La coalition Solidarité avec les personnes arrêté(e)s du G20 a pressé Québec d’intervenir dans la demande d’enquête publique sur les méthodes employées par la police lors des sommets de juin. «Je pense que M. Charest devrait agir, au moins pour démontrer que ce ne serait pas accepté au Québec de bafouer les droits et libertés civiles de cette façon», s’est révolté Mario Beaulieu, président de la Société Saint-Jean-Baptiste (SSJB).

La réponse de Québec n’a pas tardé. «Le gouvernement  n’a pas l’intention d’intervenir de quelque façon que ce soit», a soutenu Pascal D’Astous, un porte-parole du gouvernement provincial. M. D’Astous confirme d’autre part que les arrestations survenues à l’occasion du G20 ne demandent aucune intervention du gouvernement Charest, notamment parce que les événements n’ont pas eu lieu dans la Belle Province.

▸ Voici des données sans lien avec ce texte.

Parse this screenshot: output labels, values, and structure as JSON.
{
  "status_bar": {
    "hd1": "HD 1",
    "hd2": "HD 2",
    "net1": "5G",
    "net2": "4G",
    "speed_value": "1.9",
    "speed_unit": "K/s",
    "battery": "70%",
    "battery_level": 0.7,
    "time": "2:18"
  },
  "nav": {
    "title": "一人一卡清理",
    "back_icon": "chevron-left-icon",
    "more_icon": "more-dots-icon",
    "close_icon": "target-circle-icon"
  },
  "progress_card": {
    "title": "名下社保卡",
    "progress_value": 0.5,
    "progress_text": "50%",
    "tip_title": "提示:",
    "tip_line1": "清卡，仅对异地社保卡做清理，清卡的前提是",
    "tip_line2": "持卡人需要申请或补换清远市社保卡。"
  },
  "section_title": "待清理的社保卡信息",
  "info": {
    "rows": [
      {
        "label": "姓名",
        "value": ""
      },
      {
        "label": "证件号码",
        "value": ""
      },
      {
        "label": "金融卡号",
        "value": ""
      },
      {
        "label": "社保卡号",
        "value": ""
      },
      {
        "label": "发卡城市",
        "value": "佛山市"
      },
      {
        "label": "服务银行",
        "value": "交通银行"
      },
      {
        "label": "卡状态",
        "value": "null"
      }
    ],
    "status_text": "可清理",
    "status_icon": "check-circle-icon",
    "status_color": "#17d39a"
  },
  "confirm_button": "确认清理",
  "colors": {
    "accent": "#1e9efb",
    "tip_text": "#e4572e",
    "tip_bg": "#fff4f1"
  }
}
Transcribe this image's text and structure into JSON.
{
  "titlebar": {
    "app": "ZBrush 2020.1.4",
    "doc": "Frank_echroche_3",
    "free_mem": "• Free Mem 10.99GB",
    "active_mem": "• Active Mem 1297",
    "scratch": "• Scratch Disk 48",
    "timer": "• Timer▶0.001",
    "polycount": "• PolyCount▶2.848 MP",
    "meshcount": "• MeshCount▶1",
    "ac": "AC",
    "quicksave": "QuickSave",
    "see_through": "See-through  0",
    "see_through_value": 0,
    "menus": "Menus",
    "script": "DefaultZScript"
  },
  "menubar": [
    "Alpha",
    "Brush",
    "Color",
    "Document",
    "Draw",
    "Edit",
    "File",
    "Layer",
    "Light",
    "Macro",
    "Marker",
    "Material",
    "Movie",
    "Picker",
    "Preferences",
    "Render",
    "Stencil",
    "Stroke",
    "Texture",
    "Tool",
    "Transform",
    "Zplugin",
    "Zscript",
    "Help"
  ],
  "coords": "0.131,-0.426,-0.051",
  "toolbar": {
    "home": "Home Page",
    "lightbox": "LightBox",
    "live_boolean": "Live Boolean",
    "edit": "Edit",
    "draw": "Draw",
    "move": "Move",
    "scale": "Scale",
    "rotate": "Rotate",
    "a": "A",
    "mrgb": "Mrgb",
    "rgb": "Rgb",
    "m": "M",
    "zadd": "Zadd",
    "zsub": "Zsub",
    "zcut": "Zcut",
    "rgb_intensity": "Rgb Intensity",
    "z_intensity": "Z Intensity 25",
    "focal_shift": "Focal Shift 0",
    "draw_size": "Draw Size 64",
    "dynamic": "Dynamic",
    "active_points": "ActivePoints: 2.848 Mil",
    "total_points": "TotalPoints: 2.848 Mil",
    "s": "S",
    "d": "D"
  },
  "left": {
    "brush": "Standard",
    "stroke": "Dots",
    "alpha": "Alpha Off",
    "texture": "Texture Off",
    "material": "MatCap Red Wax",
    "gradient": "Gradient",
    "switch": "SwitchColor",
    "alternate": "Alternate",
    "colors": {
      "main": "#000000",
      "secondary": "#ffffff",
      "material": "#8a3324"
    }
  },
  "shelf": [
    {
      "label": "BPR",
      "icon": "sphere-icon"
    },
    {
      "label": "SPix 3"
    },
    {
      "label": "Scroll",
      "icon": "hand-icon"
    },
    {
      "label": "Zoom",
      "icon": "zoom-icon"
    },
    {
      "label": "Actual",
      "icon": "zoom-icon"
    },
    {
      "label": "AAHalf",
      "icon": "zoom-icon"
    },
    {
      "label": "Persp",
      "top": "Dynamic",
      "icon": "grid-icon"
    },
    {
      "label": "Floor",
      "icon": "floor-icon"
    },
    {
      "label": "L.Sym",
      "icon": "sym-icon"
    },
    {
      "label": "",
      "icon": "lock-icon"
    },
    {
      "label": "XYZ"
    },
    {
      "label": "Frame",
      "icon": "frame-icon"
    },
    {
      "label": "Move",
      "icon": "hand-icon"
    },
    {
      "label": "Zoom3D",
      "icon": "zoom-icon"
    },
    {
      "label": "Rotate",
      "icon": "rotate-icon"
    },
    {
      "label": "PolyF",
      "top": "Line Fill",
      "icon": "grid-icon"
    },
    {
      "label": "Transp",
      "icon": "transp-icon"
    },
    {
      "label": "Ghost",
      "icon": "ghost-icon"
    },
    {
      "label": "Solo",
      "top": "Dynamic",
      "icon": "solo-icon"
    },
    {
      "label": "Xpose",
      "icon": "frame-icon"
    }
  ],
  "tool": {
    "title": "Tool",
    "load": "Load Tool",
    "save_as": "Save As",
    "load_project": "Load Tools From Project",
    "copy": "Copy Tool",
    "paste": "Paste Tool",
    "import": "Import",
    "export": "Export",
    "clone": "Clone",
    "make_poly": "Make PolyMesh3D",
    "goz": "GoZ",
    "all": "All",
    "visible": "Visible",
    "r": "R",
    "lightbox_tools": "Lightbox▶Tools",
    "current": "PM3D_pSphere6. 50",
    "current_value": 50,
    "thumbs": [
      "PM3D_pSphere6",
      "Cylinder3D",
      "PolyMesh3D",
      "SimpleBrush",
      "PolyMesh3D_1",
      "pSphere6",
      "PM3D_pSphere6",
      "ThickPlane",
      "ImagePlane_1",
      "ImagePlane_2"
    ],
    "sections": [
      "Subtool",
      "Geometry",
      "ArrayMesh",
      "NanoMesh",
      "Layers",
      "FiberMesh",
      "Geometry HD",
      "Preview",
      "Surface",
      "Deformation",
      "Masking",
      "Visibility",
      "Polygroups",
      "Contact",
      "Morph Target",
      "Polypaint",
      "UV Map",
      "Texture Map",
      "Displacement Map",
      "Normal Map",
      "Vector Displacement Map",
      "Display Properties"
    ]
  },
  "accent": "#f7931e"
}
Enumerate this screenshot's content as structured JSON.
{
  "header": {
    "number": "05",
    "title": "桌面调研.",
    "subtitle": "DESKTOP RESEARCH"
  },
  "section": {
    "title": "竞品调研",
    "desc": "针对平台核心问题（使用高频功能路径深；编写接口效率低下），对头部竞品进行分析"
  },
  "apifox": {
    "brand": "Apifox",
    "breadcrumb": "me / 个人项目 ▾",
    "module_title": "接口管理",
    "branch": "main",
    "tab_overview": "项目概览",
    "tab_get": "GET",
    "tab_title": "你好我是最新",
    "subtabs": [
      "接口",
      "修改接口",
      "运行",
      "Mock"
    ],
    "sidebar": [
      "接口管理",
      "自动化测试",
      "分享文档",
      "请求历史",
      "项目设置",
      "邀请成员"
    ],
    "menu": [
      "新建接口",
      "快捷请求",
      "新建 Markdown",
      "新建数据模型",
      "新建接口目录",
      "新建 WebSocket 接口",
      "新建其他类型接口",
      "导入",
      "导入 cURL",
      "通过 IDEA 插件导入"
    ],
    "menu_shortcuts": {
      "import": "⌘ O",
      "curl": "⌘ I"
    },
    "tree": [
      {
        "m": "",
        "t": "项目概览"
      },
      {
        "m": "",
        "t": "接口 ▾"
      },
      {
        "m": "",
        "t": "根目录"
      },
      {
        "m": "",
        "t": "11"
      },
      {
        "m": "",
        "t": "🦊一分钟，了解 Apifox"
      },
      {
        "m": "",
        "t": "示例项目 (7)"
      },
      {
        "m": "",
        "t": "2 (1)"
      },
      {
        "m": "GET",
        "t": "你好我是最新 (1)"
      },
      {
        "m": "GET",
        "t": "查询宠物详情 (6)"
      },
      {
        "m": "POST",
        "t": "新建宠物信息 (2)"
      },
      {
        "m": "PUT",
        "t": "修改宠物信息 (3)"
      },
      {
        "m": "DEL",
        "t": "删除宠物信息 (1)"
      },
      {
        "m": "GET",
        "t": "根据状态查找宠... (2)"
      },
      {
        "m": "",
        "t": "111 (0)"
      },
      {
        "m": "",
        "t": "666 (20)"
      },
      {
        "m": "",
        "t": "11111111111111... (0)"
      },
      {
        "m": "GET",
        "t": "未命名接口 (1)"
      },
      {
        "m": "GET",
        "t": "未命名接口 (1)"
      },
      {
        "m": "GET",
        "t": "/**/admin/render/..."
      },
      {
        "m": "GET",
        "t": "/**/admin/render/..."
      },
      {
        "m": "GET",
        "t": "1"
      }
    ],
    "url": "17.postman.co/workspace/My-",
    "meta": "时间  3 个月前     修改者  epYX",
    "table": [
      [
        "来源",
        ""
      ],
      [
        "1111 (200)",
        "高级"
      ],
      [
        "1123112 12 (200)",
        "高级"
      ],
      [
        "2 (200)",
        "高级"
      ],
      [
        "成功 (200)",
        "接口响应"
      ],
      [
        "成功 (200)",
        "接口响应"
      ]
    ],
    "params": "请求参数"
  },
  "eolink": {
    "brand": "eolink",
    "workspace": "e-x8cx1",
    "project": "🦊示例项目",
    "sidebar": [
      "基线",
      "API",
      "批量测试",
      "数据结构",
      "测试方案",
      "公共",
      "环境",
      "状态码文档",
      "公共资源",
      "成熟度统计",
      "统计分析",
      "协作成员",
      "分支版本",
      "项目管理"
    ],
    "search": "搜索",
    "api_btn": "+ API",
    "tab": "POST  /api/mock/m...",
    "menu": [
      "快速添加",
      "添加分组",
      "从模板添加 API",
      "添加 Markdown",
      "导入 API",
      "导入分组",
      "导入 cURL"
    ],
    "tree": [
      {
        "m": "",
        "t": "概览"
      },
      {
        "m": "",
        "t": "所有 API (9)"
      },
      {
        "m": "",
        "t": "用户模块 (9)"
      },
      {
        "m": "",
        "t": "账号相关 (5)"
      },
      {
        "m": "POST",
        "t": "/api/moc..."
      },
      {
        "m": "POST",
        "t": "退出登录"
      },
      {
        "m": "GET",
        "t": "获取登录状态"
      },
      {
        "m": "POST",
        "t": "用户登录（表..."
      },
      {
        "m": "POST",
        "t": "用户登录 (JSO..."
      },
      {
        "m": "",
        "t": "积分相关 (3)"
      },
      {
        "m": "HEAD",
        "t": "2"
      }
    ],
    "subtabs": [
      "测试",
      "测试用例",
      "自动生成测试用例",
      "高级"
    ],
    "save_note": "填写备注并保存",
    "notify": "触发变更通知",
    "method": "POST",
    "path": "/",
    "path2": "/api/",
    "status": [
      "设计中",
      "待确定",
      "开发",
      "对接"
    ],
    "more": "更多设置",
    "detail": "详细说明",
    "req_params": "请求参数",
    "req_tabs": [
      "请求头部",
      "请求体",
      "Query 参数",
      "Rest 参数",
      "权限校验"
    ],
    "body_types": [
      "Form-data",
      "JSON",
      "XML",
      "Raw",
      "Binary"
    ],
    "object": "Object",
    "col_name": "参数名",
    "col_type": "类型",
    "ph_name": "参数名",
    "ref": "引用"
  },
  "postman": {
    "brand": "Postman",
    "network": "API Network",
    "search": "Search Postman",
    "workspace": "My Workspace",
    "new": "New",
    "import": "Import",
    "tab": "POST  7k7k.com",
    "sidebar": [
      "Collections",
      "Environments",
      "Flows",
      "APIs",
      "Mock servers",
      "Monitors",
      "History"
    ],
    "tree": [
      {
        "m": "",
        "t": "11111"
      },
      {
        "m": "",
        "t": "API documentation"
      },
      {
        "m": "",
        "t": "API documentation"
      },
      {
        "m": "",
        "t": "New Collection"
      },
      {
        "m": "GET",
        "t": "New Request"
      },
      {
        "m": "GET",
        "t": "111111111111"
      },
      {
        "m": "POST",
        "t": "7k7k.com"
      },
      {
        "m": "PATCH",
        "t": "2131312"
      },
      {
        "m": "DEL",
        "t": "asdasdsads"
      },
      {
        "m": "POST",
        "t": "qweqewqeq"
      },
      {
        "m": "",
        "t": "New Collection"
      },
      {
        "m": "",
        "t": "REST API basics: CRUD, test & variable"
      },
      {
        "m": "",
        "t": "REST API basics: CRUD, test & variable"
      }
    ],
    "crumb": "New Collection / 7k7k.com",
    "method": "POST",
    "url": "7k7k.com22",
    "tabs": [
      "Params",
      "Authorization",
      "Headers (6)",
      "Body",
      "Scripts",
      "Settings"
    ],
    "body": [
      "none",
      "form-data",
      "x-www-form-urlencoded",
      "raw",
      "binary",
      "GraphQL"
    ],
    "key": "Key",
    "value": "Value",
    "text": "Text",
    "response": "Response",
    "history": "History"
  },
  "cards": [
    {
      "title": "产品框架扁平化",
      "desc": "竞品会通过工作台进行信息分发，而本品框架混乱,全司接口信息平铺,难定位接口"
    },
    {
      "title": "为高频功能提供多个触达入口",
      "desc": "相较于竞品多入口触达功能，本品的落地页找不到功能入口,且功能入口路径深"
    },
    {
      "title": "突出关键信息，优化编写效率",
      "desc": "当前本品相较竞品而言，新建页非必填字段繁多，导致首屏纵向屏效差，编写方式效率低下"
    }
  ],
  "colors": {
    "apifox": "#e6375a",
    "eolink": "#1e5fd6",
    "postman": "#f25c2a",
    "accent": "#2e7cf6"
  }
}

Différents organismes de-mandent au gouvernement Harper de tenir une enquête publique sur les moyens utilisés par la police de Toronto lors du G8 et du G20. Des organisations québécoises, telles que la SSJB et le Mouvement pacifique pour l’indépendance du Québec ont créé une coalition Solidarité pour soutenir les personnes arrêtées.

De nombreux manifestants aux sommets de juin ont déclaré avoir subi de mauvais traitements lors de leur arrestation et de leur détention. «Je me demande jusqu’où vont aller les policiers quand surviendra le prochain événement similaire au Canada», s’est interrogée France Kirouette, une manifestante qui a été détenue plus de 60 heures.